Two proposals, including plans for transit-oriented development near LIRR in Amityville Village and a town square in Riverhead with an amphitheater and an ice rink, each won $ 10 million in state aid on Thursday.

Lieutenant. Governor Brian Benjamin and Long Island officials announced the prices, which were to spur redevelopment at the center by putting state money and planning expertise behind local efforts, at a news conference conducted over Zoom.

For Thursday’s winners, the prizes validated many years of planning.

Riverhead Supervisor Yvette Aguiar said: “The Governor and Empire State Development Corporation saw our vision … and through this grant it will soon become a reality.”

They also came to what Matt Cohen, chief executive of the Long Island Association business group, said in a statement, was a “focal point” for city centers trying to retain and attract businesses that “are still shaking from the pandemic.”

Amityville Mayor: ‘The days of joy are coming back’

In Amityville, officials have identified three plots near the village’s Long Island Rail Road station for possible redevelopment, and seven more nearby that could also support mixed-use development or apartment buildings if residents would provide a customer base for downtown shops. .

The plan also proposes traffic calming for Broadway, the local stretch of Route 110, the state highway that is one of the region’s main north-south arteries. It also requires public Wi-Fi in the city center, new pocket parks, better integration of the LIRR station with the village and the addition of last-mile transit options such as car and bicycle parts and shuttle service.

Amityville Mayor Dennis Siry said: “The happy days are coming back” for the village, whose businesses struggled after the opening of Sunrise Mall in East Massapequa and the demolition of Brunswick Hospital Center, which began closing in 2005. Workers at the facility north of the village center, were once customers of downtown businesses, and the landowner was once the village’s largest taxpayer.

With hundreds of new housing units in the pipeline, village officials hope to attract new businesses along with visitors to nurture them.

“Hopefully more people will come and see and realize what we have to offer,” Siry said.

“We call it a heart transplant,” the Riverhead official said

In Riverhead, director of community development, Dawn Thomas, said officials will build a town square open to the Peconic Riverwalk. The site replaces large, long-empty buildings that once housed Swezey’s department store and a bicycle shop, and features an amphitheater, public eateries, market areas, a playground and an ice rink.

“We call it a heart transplant,” Thomas said.

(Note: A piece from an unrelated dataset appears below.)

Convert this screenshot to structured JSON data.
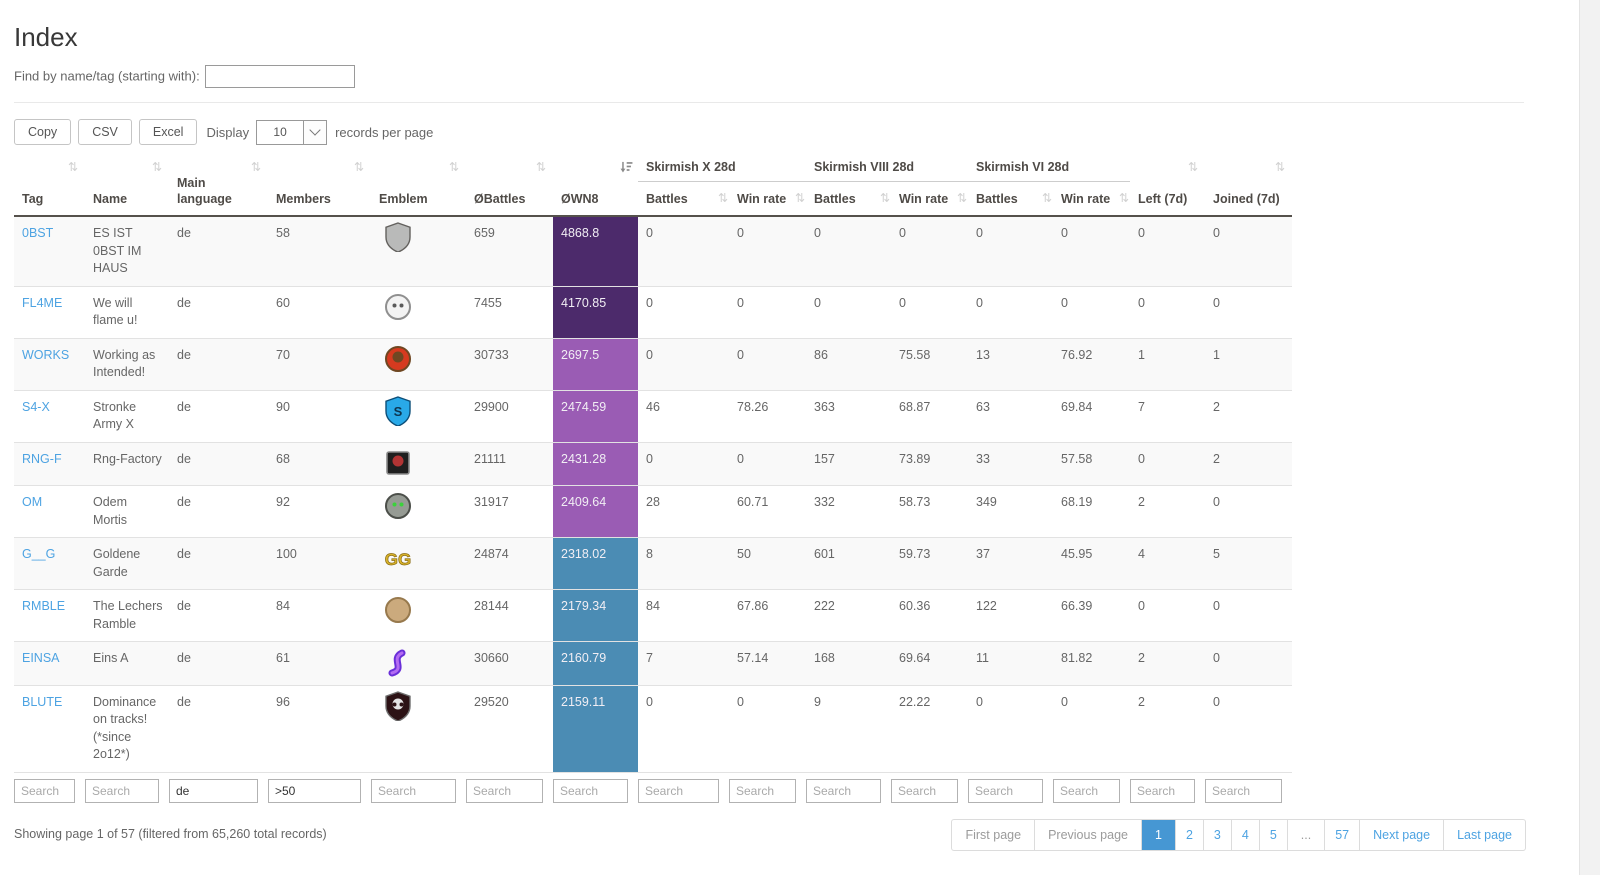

It’s a thing for the public to enjoy, but it will also connect the riverbank with Main Street, which has never happened before. “

A ruined area around the local LIRR station will be rebuilt, she said, with master-planned apartments, retail and garage parking replacing a two-acre parking lot.

“People will get off the train or take the bus or come to park and have connections to downtown,” recreates an area she admitted, “right now is not very inviting.”

The housing component is crucial to the success of the project, she said. Residents “take pride in their center, they use facilities. It is no longer vacant, it is not scary, it becomes attractive, interesting and inviting.”

The plan also includes an advanced planetarium, intended for a Long Island Science Center building on the town square, and upgrades to the Suffolk Theater and Vail Leavitt Music Hall.

The city is also planning flood mitigation measures and a marketing campaign to strengthen its identity as the “gateway to the entire eastern Long Island,” according to its grant application.

The state initiative, now in its fifth year, has distributed $ 600 million to the municipalities and attracts more interest than there are grants to give away. Siry and Thomas said their victories came after several failed applications in recent years. “We were hit every time we did not win,” but never stopped planning, Thomas said.

Past winners include Westbury, Hicksville, Baldwin and Central Islip. This year’s program provided $ 20 million to each region. The Long Island Regional Economic Development Council nominated downtowns after receiving applications.

Eric Alexander, director of Vision Long Island, said the program has yielded tangible successes, particularly in Westbury, though some have complained that the state is slow to “get dollars on the streets.”

Most communities that win the grants are already ready for success.

“They should already be doing some meaningful planning work,” he said. The money is “an accelerator. There is not one grant that does it alone.”